Food banks across the United States are not only struggling to keep up with the need, they are also grappling with supply and volunteer shortages. And in April, disruptions to food supply chains contributed to the largest monthly increase in grocery prices in almost 50 years.
To help ensure those in need don’t go hungry, two CNN Heroes have ramped up their efforts the last few months.
Cathryn Couch and her non-profit, Ceres Community Project, prepare and deliver healthy meals for low-income residents facing cancer and other serious illnesses in northern California. They’ve distributed more than 665,000 meals since 2007.
As the pandemic broke out, it became clear that people with underlying medical conditions were at higher risk.
“The Covid epidemic has significantly increased the demand for our services,” said Couch, a 2016 CNN Hero. “It’s really, really important that this population stays home and stays safe.”
To meet the demand, Couch says her organization has more than doubled the number of people it supports. For recipients facing food insecurity, the group has more than tripled the number of weekly meals it provides.
“The clients we serve are very medically fragile, vulnerable, many of them living alone. Many of them have lost caregivers because of the pandemic,” she said. “That population has the potential for the most complications and mortality if they get the illness.”
The non-profit is now also providing meals to people with Covid-19. And the group is coordinating with local counties and health centers to serve patients on Medicaid who need extra nutritional support.
The meals the group prepares are specially tailored to the nutrient requirements of the client’s illness, Couch said.
“Everything is made from scratch. We are committed to 100% organic and sourcing as many things locally as we can.”
In downtown Dallas, 2018 CNN Hero Chad Houser runs Café Momentum.
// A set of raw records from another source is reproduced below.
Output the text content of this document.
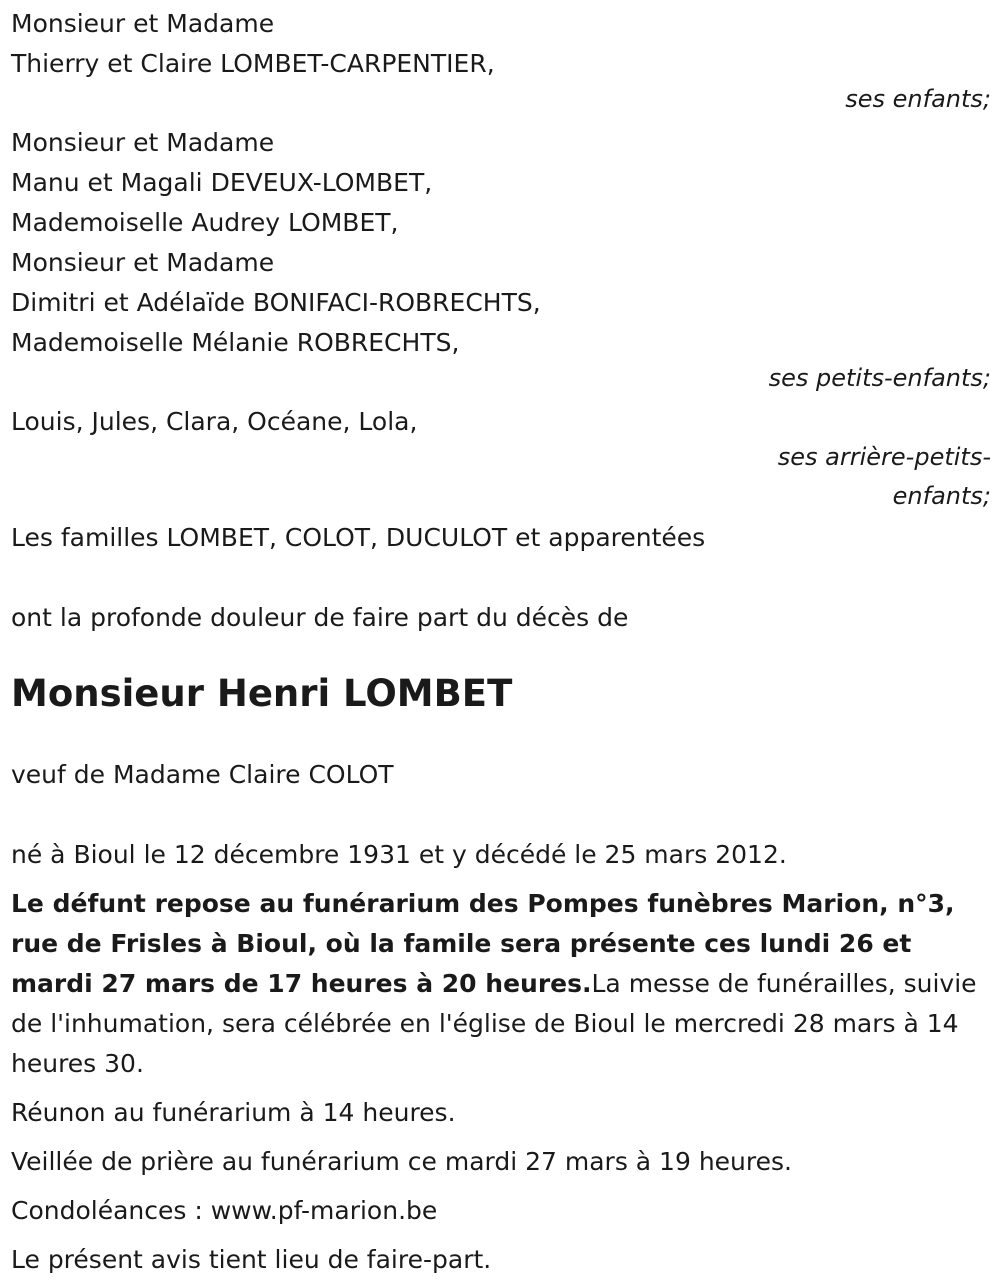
Monsieur et Madame
Thierry et Claire LOMBET-CARPENTIER,
ses enfants;
Monsieur et Madame
Manu et Magali DEVEUX-LOMBET,
Mademoiselle Audrey LOMBET,
Monsieur et Madame
Dimitri et Adélaïde BONIFACI-ROBRECHTS,
Mademoiselle Mélanie ROBRECHTS,
ses petits-enfants;
Louis, Jules, Clara, Océane, Lola,
ses arrière-petits-enfants;
Les familles LOMBET, COLOT, DUCULOT et apparentées
ont la profonde douleur de faire part du décès de
Monsieur Henri LOMBET
veuf de Madame Claire COLOT
né à Bioul le 12 décembre 1931 et y décédé le 25 mars 2012.
Le défunt repose au funérarium des Pompes funèbres Marion, n°3, rue de Frisles à Bioul, où la famile sera présente ces lundi 26 et mardi 27 mars de 17 heures à 20 heures.La messe de funérailles, suivie de l'inhumation, sera célébrée en l'église de Bioul le mercredi 28 mars à 14 heures 30.
Réunon au funérarium à 14 heures.
Veillée de prière au funérarium ce mardi 27 mars à 19 heures.
Condoléances : www.pf-marion.be
Le présent avis tient lieu de faire-part.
The non-profit restaurant provides employment, educational support and career counseling to young people coming out of juvenile detention facilities.
Due to the pandemic, Houser temporarily closed the restaurant and with the help of his program participants, turned the space into an emergency food distribution center.
“We refocused the mission really, by listening to the community,” Houser said. “We received a lot of calls from folks asking for help in specifically feeding food insecure students that were dependent upon school meals for their basic nutritional needs.”
In the United States, more than 30 million children rely on free or subsidized school lunches. When schools around the country closed amid Covid-19, many were at risk of going hungry.
Since March, Houser’s program participants have been putting together boxes filled with food items. They donate the boxes to a local school district that is distributing them to students in need.
These efforts also allow Houser and his team to continue assisting the young men and women in their program.
“So much that we focus on as an organization is to provide … (a) stable and consistent ecosystem of support,” Houser said. “It has also continued to provide income for them. When we have millions of people filing for unemployment, it’s one less issue that they have to deal with.”
The project also gives these young adults a way to give back to their community.
“They’re doing a tremendous job stepping up to the plate during this time of crisis,” Houser said. “So many of them have gone to the schools that the meals are going to. They’ve lived in the neighborhoods that the meals are going to. And it’s a full circle opportunity for them.”
It’s an opportunity that ultimately furthers the mission.
“Grappling with anything, even a global pandemic, it starts at a community level,” Houser said. “It starts with a community rallying around each other. It starts with a community holding themselves accountable to themselves and one another.”